Es kommt immer als Schock

Kommentar

Binnen weniger Tage erreichten uns die Nachrichten vom Tod des Nahost-Journalisten Christoph Sydow und der ägyptischen Aktivistin Sarah Higazy. Unsere Autorin apelliert an uns alle, aufeinander und auf uns selbst Acht zu geben.

Es kommt immer als Schock: ein Mensch, den man kennt, oder vielleicht auch nur aus der Ferne bewundert, verstirbt. Nicht wegen hohen Alters, eines Unfalls oder einer Krankheit, sondern weil dieser Mensch das eigene Leben beenden wollte. Das ist immer noch ein Tabu, zu groß ist das Unverständnis über den Akt. Vielleicht sind es auch die Schuld und die Frage „Was hätten wir tun sollen?“, die es uns so schwer macht, sich mit dem Tod dieses Menschen auseinander zu setzen.

Christoph Sydow war gemocht und respektiert, eine wichtige und reflektierte Stimme im deutschen Journalismus zum Nahen Osten. Mehr als das noch war er aktiv für unterschiedliche Projekte, die es anderen ermöglichten, ebenfalls in diesen Bereich einzusteigen.
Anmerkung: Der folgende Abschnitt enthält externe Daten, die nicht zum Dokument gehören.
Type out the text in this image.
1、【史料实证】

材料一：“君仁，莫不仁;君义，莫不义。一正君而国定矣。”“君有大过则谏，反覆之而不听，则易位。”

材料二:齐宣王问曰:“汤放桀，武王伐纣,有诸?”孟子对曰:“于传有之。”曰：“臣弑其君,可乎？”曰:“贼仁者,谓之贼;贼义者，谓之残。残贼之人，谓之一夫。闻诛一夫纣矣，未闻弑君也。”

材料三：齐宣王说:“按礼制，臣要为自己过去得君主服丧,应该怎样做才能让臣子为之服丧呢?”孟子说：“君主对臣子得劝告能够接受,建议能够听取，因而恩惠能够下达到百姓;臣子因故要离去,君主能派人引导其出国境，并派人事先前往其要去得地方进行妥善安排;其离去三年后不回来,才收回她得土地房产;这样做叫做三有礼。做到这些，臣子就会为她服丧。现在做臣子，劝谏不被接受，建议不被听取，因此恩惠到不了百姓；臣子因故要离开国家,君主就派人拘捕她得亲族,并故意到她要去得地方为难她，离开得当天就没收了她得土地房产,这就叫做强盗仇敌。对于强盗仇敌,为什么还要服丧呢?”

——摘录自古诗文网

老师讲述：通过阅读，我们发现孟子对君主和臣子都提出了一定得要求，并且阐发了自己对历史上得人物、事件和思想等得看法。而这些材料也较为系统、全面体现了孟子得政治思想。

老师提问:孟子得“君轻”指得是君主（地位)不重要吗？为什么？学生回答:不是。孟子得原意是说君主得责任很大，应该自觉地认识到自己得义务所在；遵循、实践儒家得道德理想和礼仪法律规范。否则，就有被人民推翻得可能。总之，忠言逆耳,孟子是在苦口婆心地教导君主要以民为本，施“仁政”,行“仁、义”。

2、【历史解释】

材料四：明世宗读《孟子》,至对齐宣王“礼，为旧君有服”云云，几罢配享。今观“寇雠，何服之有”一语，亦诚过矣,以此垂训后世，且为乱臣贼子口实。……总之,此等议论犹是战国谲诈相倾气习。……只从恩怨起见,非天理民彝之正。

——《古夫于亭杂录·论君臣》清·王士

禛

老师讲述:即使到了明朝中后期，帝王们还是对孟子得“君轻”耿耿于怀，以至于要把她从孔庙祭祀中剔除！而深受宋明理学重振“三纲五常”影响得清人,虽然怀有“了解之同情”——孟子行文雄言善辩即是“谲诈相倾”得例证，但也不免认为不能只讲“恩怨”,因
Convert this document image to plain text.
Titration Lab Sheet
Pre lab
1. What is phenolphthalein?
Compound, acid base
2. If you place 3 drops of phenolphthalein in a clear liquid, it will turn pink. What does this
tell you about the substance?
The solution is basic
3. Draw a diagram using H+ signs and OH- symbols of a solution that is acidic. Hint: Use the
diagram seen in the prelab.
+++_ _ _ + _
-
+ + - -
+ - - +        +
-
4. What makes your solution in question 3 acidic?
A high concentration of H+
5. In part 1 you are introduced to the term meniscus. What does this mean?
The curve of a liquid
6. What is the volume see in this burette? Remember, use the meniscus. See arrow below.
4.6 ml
Mit dem Blog Alsharq starteten er und zwei Freunde ein Projekt, das mittlerweile seit 15 Jahre vielen jungen Menschen eine Plattform bietet. Später ging er zum Spiegel und schrieb zahlreiche wichtige Analysen zur Region. Sein Tod hat uns alle betroffen gemacht.

Nur ein paar Tage nach der tragischen Nachricht über Christoph kommt der nächste Schock: Sarah Higazy, ägyptische LGBT-Aktivistin, nimmt sich im Exil in Kanada das Leben. Sie wurde 2017 verhaftet, nachdem sie auf einem Konzert der libanesischen Band Mashrou Leila mit einer Regenbogenflagge fotografiert wurde. Im Gefängnis wurde sie gefoltert. Nach drei Monaten Haft wurde sie entlassen und erhielt im Jahr 2018 Asyl in Kanada.

Beide Fälle gehen mir nah in diesen Tagen. Christoph war eine wichtige Stimme und ein umsichtiger Beobachter der Region. Sarahs Geschichte macht mir nochmal deutlich, dass Menschen, die fliehen, ihre Traumata mit sich nehmen und stark unter dem Erlebten leiden. Beide haben selbstverständlich unterschiedliche Lebenswege und ich will sie nicht mit einander vergleichen. Vielmehr will ich an uns alle appellieren, wir müssen aufeinander und auf uns selbst aufpassen.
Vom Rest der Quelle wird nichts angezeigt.